"You are the daughter of Albert Dave Nicholas Terrent," said the old man. "Chris, show the young lady the DNA results."

Haughty, dressed in a tuxedo man in his forties stepped out from behind a closet and handed me a folder. Terrence's workroom, by the way, is not pompous or glittering luxury, very cozy, calm, and conducive to some kind of scientific work or writing.

I sat down at the guest table and looked through the papers. Oh, how interesting: the comparison was only based on blood samples that Albert had left for his doctors, but no analysis of my DNA and Dave's. It's understandable why a week ago at my grandmother's hospital, an unfamiliar nurse approached me and asked for a DNA sample, allegedly for a possible blood transfusion if my grandmother's one was incompatible with the donor blood. And why Dave didn't divorce her and acknowledged her son as his, I'm not interested.

I closed the folder and wanted to talk about inheritance and compensation, but Terrent beat me to it: "I want to correct a long-standing mistake," he said. "I was in vain to forbid my heir to marry an illegal immigrant colored woman."

"What?!" I looked at Terrent in complete bewilderment. "Colored" — this is the obvious thing, a small part of black and Asian blood is visible in me, but there are a lot of them in Alnorria, and I never felt slighted. But "illegal" is strange.

"Your grandmother and mother came to Alnorria from Rudlig. Refugees who sneaked into the country by stealth."

"You did the right thing," I replied before I understood what I was saying and before I realized the new information.

Is Rudlig? But my granny said that she was a descendant of Filipino refugees who, back in the early seventies of the last century, during the next Philippine political and economic crisis, moved to a country that was calmer and richer. I never heard of Rudlig from my granny. But she often said that if life in the country is bad, and you do not have the strength and rights to improve at least something, you need to flee to a normal country and forget your former life forever like a bad dream.

Granny is fluent in two of the three official Allnorrian dialects and has some knowledge of the third, and her accent... It's missing against the backdrop of how all Alnorrianishes speak: a foreigner is often easier to understand than a neighbor because the foreigner tries to follow the standard of the textbook, and the Alnorrianishes in each city have their own language. I live in a more or less prosperous area, the school is sponsored here, so there are relatively good teachers who are not too lazy to give students at least some standard pronunciations in all three official dialects.

"I promised your mother and grandmother not to tell the authorities about their fake passports," Dave said. "And they promised to forget about their connection with the Terrent family. Otherwise, your mother and grandmother would have been jailed for forgery and then deported to Rudlig. Or they would be deported immediately. You too are subject to deportation as being born in Alnorria doesn't confer its citizenship."

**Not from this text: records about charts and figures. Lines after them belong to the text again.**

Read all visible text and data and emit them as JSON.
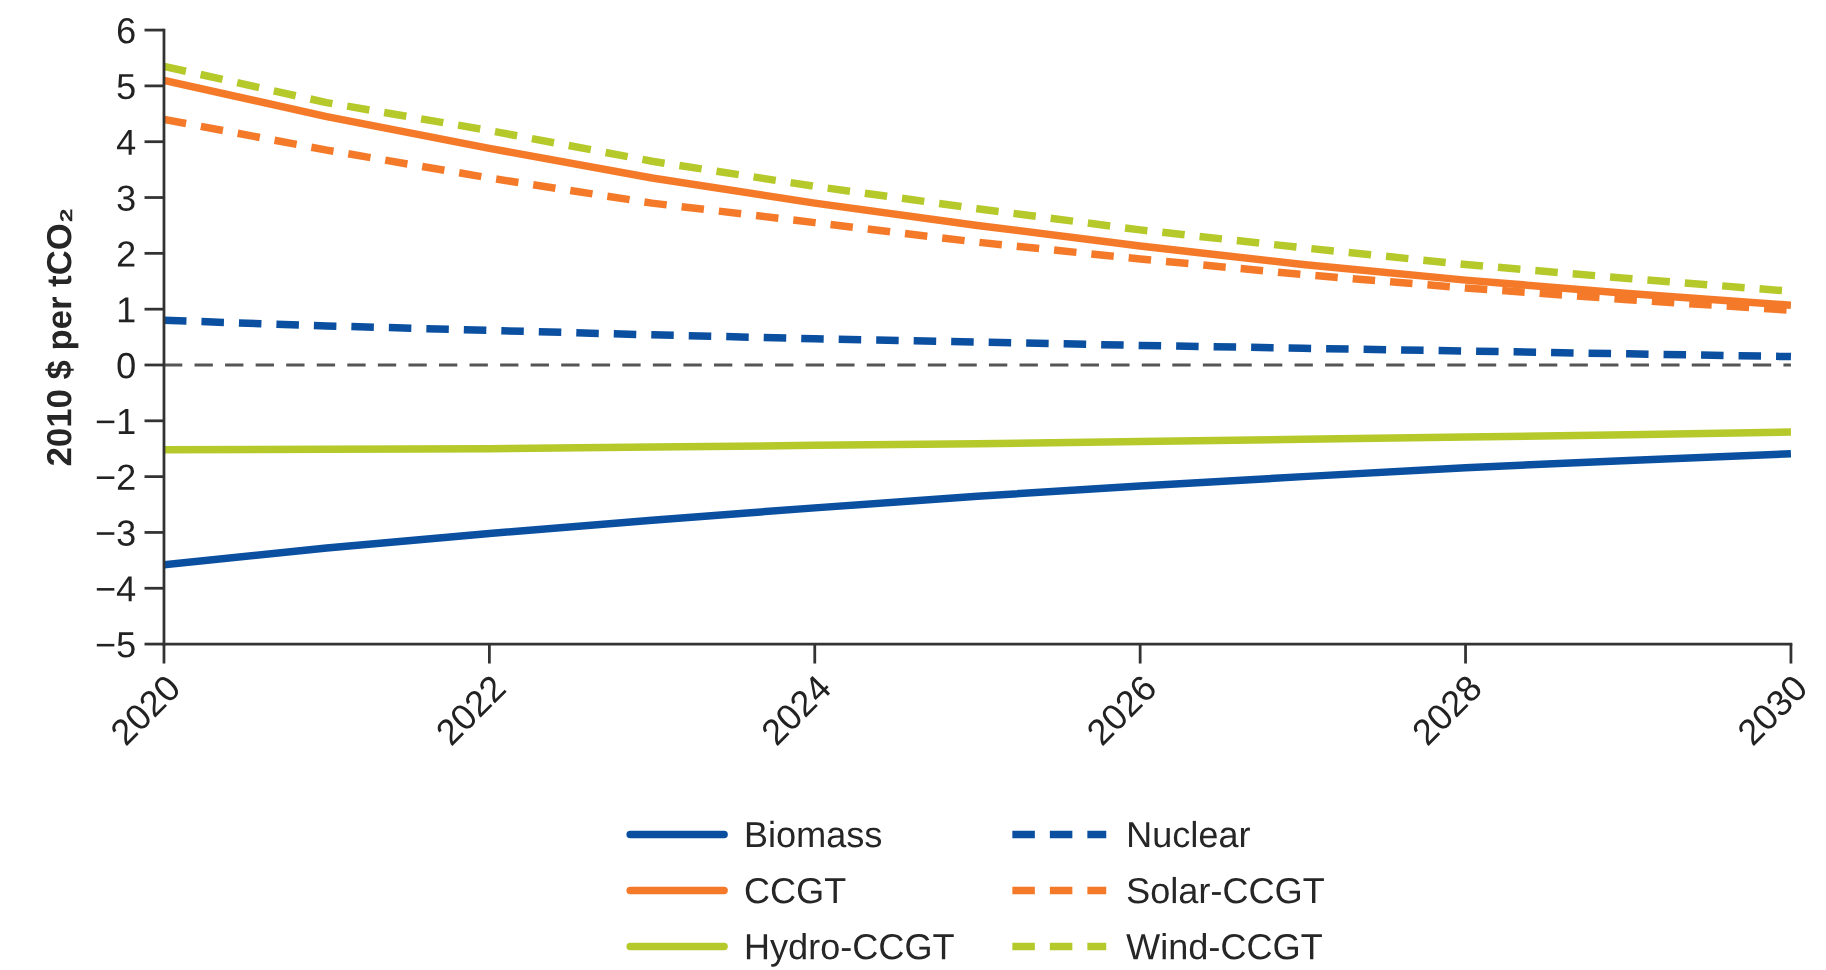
{
  "chart_data": {
    "type": "line",
    "ylabel": "2010 $ per tCO₂",
    "x": [
      2020,
      2021,
      2022,
      2023,
      2024,
      2025,
      2026,
      2027,
      2028,
      2029,
      2030
    ],
    "xlim": [
      2020,
      2030
    ],
    "xticks": [
      2020,
      2022,
      2024,
      2026,
      2028,
      2030
    ],
    "ylim": [
      -5,
      6
    ],
    "yticks": [
      -5,
      -4,
      -3,
      -2,
      -1,
      0,
      1,
      2,
      3,
      4,
      5,
      6
    ],
    "legend": "bottom",
    "ref_lines": [
      {
        "axis": "y",
        "value": 0,
        "color": "#555555",
        "line_style": "dashed"
      }
    ],
    "series": [
      {
        "name": "Biomass",
        "color": "#0a4fa0",
        "line_style": "solid",
        "values": [
          -3.58,
          -3.28,
          -3.02,
          -2.78,
          -2.56,
          -2.35,
          -2.17,
          -2.0,
          -1.84,
          -1.71,
          -1.59
        ]
      },
      {
        "name": "CCGT",
        "color": "#f47a2a",
        "line_style": "solid",
        "values": [
          5.1,
          4.45,
          3.88,
          3.35,
          2.9,
          2.5,
          2.13,
          1.8,
          1.52,
          1.28,
          1.07
        ]
      },
      {
        "name": "Hydro-CCGT",
        "color": "#b5c92a",
        "line_style": "solid",
        "values": [
          -1.52,
          -1.51,
          -1.5,
          -1.47,
          -1.44,
          -1.41,
          -1.37,
          -1.33,
          -1.29,
          -1.25,
          -1.2
        ]
      },
      {
        "name": "Nuclear",
        "color": "#0a4fa0",
        "line_style": "dashed",
        "values": [
          0.8,
          0.7,
          0.62,
          0.54,
          0.47,
          0.41,
          0.35,
          0.3,
          0.25,
          0.2,
          0.15
        ]
      },
      {
        "name": "Solar-CCGT",
        "color": "#f47a2a",
        "line_style": "dashed",
        "values": [
          4.4,
          3.85,
          3.35,
          2.9,
          2.55,
          2.2,
          1.9,
          1.62,
          1.38,
          1.17,
          0.98
        ]
      },
      {
        "name": "Wind-CCGT",
        "color": "#b5c92a",
        "line_style": "dashed",
        "values": [
          5.35,
          4.7,
          4.2,
          3.65,
          3.2,
          2.8,
          2.42,
          2.1,
          1.8,
          1.55,
          1.32
        ]
      }
    ]
  }
}
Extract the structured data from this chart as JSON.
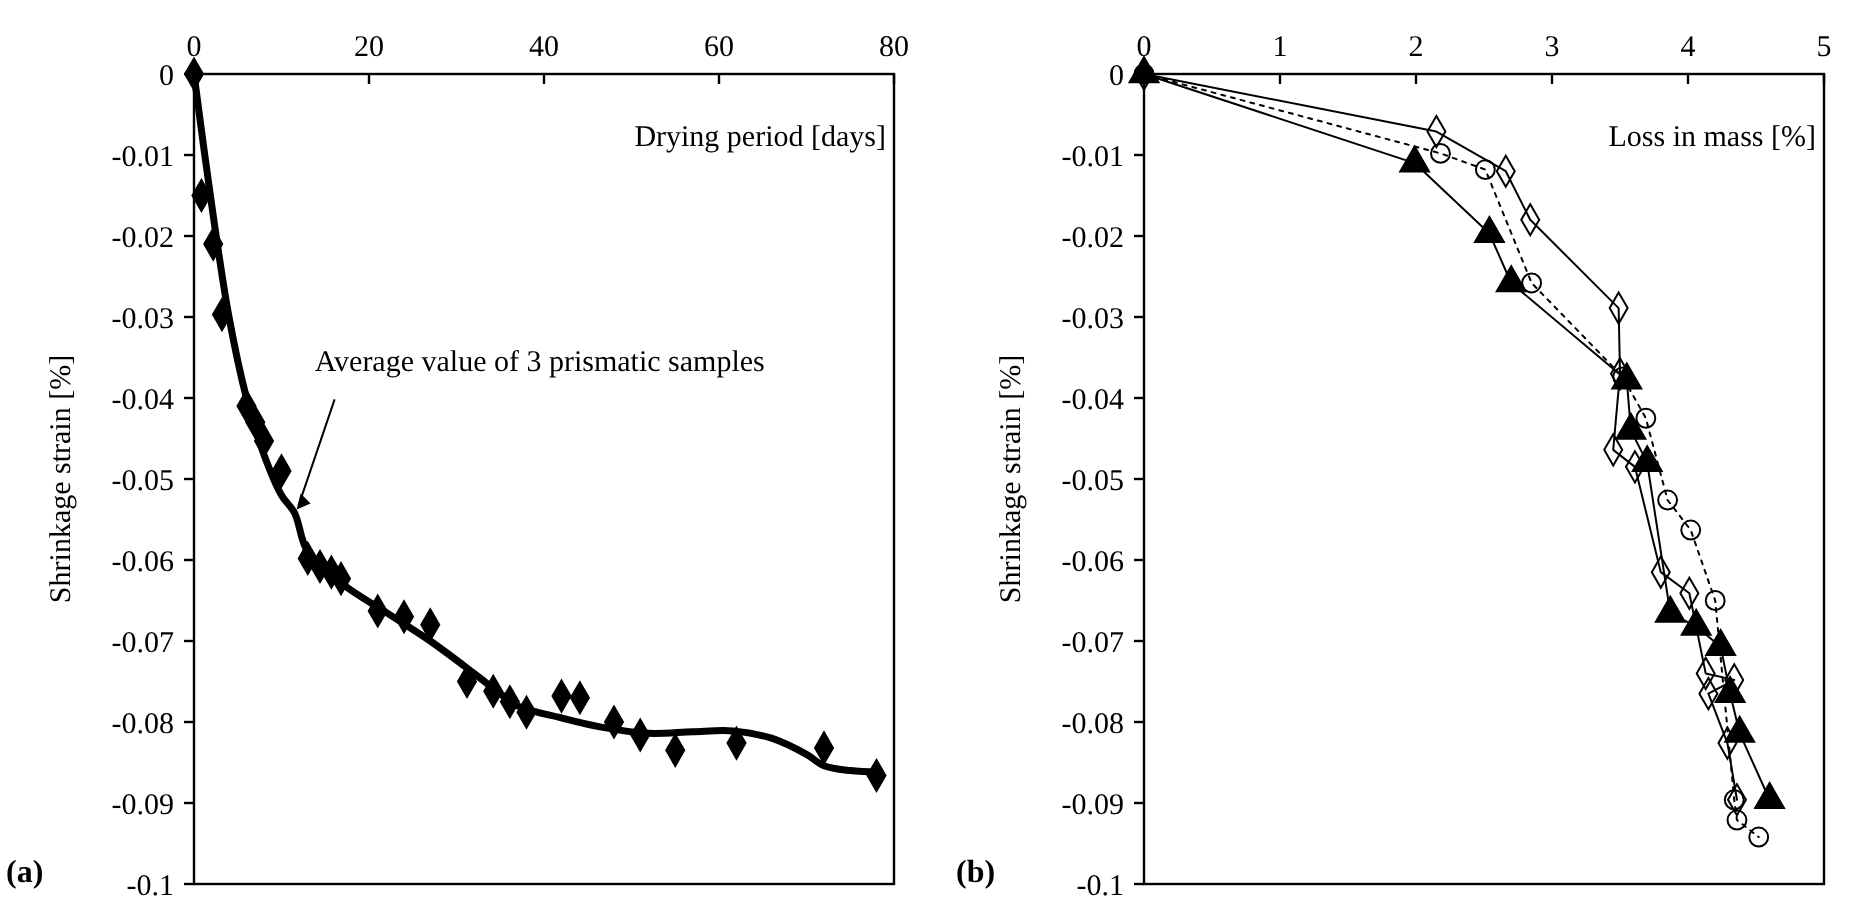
{
  "chart_data": [
    {
      "type": "scatter",
      "xlabel": "Drying period [days]",
      "ylabel": "Shrinkage strain [%]",
      "xlim": [
        0,
        80
      ],
      "ylim": [
        -0.1,
        0
      ],
      "xticks": [
        0,
        20,
        40,
        60,
        80
      ],
      "yticks": [
        0,
        -0.01,
        -0.02,
        -0.03,
        -0.04,
        -0.05,
        -0.06,
        -0.07,
        -0.08,
        -0.09,
        -0.1
      ],
      "annotations": [
        "(a)",
        {
          "text": "Average value of 3 prismatic samples",
          "x": 11.5,
          "y": -0.054
        }
      ],
      "series": [
        {
          "color": "#000000",
          "marker": "diamond",
          "x": [
            0,
            0.85,
            2.2,
            3.2,
            6,
            7,
            8,
            10,
            13,
            14.4,
            15.7,
            16.8,
            21,
            24,
            27,
            31.2,
            34.2,
            36.1,
            38,
            42,
            44.1,
            48,
            51,
            55,
            62,
            72,
            78
          ],
          "values": [
            0,
            -0.015,
            -0.021,
            -0.0297,
            -0.041,
            -0.043,
            -0.0453,
            -0.049,
            -0.0598,
            -0.0608,
            -0.0615,
            -0.0623,
            -0.0663,
            -0.067,
            -0.068,
            -0.075,
            -0.0762,
            -0.0775,
            -0.0788,
            -0.0768,
            -0.077,
            -0.08,
            -0.0816,
            -0.0835,
            -0.0826,
            -0.0832,
            -0.0866
          ]
        },
        {
          "type": "line",
          "color": "#000000",
          "marker": "none",
          "line_style": "solid",
          "x": [
            0,
            2,
            4,
            6,
            8,
            10,
            11.5,
            13,
            17,
            22,
            27,
            32,
            35,
            37,
            42,
            46.4,
            52,
            57,
            61.6,
            66,
            70,
            72,
            75,
            78.4
          ],
          "values": [
            0,
            -0.016,
            -0.03,
            -0.04,
            -0.047,
            -0.052,
            -0.0542,
            -0.059,
            -0.063,
            -0.0665,
            -0.07,
            -0.074,
            -0.0765,
            -0.078,
            -0.0795,
            -0.0806,
            -0.0814,
            -0.0812,
            -0.0811,
            -0.082,
            -0.084,
            -0.0854,
            -0.086,
            -0.0862
          ]
        }
      ]
    },
    {
      "type": "line",
      "xlabel": "Loss in mass [%]",
      "ylabel": "Shrinkage strain [%]",
      "xlim": [
        0,
        5
      ],
      "ylim": [
        -0.1,
        0
      ],
      "xticks": [
        0,
        1,
        2,
        3,
        4,
        5
      ],
      "yticks": [
        0,
        -0.01,
        -0.02,
        -0.03,
        -0.04,
        -0.05,
        -0.06,
        -0.07,
        -0.08,
        -0.09,
        -0.1
      ],
      "annotations": [
        "(b)"
      ],
      "series": [
        {
          "color": "#000000",
          "marker": "diamond",
          "line_style": "solid",
          "x": [
            0,
            2.15,
            2.66,
            2.84,
            3.49,
            3.5,
            3.45,
            3.61,
            3.8,
            4.01,
            4.13,
            4.34,
            4.15,
            4.29,
            4.36
          ],
          "values": [
            0,
            -0.0071,
            -0.012,
            -0.018,
            -0.0289,
            -0.037,
            -0.0464,
            -0.0485,
            -0.0615,
            -0.0641,
            -0.074,
            -0.0748,
            -0.0765,
            -0.0826,
            -0.0896
          ]
        },
        {
          "color": "#000000",
          "marker": "circle",
          "line_style": "dotted",
          "x": [
            0,
            2.18,
            2.51,
            2.85,
            3.52,
            3.69,
            3.85,
            4.02,
            4.2,
            4.34,
            4.36,
            4.52
          ],
          "values": [
            0,
            -0.0098,
            -0.0118,
            -0.0258,
            -0.0374,
            -0.0425,
            -0.0526,
            -0.0563,
            -0.065,
            -0.0896,
            -0.0921,
            -0.0942
          ]
        },
        {
          "color": "#000000",
          "marker": "triangle",
          "line_style": "solid",
          "x": [
            0,
            1.99,
            2.54,
            2.7,
            3.55,
            3.58,
            3.7,
            3.87,
            4.06,
            4.24,
            4.31,
            4.38,
            4.6
          ],
          "values": [
            0,
            -0.011,
            -0.0197,
            -0.0258,
            -0.0378,
            -0.044,
            -0.048,
            -0.0666,
            -0.0682,
            -0.0707,
            -0.0765,
            -0.0814,
            -0.0896
          ]
        }
      ]
    }
  ]
}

"But my father's citizenship makes me a full-fledged Alnorrianish," I protested. "And all Albert's property is mine."

"But your grandmother has no rights," Dave objected. "She will fly out of the country like a bullet."

"But she's not going to Rudlig. Granny will live as a refugee in Greece or Montenegro while I ignite the fire of the Alnorrianish human rights activists and feminists. Oh!" I thought. "I can also involve the Antimonopoly Commission and the Association for the Protection of Consumer Rights."

Dave laughed.

"You are the real Terrent! And a little plebeian blood is sometimes useful, it refreshes the family. You are good material that one to make an heir."